2. Use this in soups and anywhere you would use chicken stock.
3. Leave a little room at the top of your freezer containers for the stock to expand when it freezes. Remember to label and date them.
4. Or, to store in Ziploc bags: prop up a gallon freezer bags inside a quart container, fill and zip to almost seal, squeeze out any air and seal tight. Make sure to label and date the bags before laying them flat in the freezer.

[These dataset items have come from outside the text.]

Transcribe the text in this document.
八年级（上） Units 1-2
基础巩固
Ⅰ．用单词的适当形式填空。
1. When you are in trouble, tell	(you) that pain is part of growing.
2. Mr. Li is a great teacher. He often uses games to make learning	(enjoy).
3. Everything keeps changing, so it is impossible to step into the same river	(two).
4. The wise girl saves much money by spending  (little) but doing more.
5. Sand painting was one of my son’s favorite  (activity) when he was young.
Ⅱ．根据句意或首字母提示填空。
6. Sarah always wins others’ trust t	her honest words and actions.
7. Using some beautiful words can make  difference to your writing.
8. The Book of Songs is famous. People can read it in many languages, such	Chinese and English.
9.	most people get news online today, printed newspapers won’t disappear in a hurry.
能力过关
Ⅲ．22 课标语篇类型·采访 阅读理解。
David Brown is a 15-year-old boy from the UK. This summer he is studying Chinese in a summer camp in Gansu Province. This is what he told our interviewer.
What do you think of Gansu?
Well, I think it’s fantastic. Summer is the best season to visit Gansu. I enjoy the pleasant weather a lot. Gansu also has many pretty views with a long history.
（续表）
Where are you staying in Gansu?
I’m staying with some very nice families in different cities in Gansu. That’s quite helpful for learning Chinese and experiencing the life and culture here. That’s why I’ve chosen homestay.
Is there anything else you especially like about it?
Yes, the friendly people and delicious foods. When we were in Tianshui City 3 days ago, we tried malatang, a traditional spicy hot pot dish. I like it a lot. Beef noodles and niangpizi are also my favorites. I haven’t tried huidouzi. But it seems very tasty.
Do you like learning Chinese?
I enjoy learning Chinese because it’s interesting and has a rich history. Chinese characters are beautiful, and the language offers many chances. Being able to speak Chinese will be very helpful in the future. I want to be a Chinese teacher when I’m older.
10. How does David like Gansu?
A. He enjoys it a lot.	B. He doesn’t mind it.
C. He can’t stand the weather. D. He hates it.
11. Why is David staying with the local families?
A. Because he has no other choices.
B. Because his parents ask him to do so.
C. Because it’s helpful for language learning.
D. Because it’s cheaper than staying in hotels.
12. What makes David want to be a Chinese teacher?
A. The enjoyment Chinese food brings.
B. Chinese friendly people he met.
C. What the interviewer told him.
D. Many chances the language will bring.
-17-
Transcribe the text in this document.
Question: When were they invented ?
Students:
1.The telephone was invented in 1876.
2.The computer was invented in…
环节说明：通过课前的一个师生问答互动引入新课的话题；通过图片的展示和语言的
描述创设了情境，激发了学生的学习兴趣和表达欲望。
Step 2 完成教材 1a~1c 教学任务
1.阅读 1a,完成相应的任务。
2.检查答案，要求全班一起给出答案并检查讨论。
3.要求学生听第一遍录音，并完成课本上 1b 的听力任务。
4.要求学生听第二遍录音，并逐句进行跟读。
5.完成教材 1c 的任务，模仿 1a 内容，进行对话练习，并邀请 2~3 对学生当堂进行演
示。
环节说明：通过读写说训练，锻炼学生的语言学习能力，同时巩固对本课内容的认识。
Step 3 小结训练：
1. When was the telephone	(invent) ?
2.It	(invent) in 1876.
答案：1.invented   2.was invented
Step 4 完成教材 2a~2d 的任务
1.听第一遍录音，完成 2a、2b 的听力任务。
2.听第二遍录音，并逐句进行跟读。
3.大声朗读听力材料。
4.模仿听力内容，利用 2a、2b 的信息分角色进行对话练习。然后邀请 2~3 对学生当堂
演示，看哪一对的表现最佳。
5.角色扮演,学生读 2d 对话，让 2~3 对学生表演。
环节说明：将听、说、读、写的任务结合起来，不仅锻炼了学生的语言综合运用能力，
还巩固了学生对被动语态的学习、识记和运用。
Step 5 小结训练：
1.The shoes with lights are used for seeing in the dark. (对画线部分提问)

1 cooked turkey carcass (about 4 pounds), meat mostly removed
1 large onion, unpeeled and coarsely chopped
3 stalks celery, coarsely chopped
2 large carrots, unpeeled and coarsely chopped
1 bay leaf
1 teaspoon whole black peppercorns
A few stems of fresh parsley and/or thyme (optional)
1 teaspoon Kosher salt
about 4-5 quarts water

Make the stock:
        Add all of the ingredients except salt to a large stock pot. Add enough water to cover, about 4-5 quarts. If the carcass is too large for the pot, break it up into large pieces.
        Bring to a boil over medium-high heat. Turn the heat down to a simmer, cover the pot and cook until reduced by about half, 3-3 1/2 hours, occasionally skimming any foam that floats to the top.
        Taste for seasoning and flavor. If you want a stronger stock, just continue simmering longer.
        Set a fine-mesh strainer over a large bowl. Remove the larger bones and veggies first into the strainer to drain—so they don’t splatter hot stock all over you. And then pour the stock through it.
        If you would like a clearer stock—you can re-strain it-- although not necessary. Do this: Clean the strainer so no bits remain. Cover it with a few layers of cheesecloth or a coffee filter and pour the stock though the strainer for a second time into a clean bowl.
        Chill, remove fat and transfer to storage containers or bags. It will keep for one week in the fridge or up to 3 months in the freezer.

Makes about 2-3 quarts.     YUM!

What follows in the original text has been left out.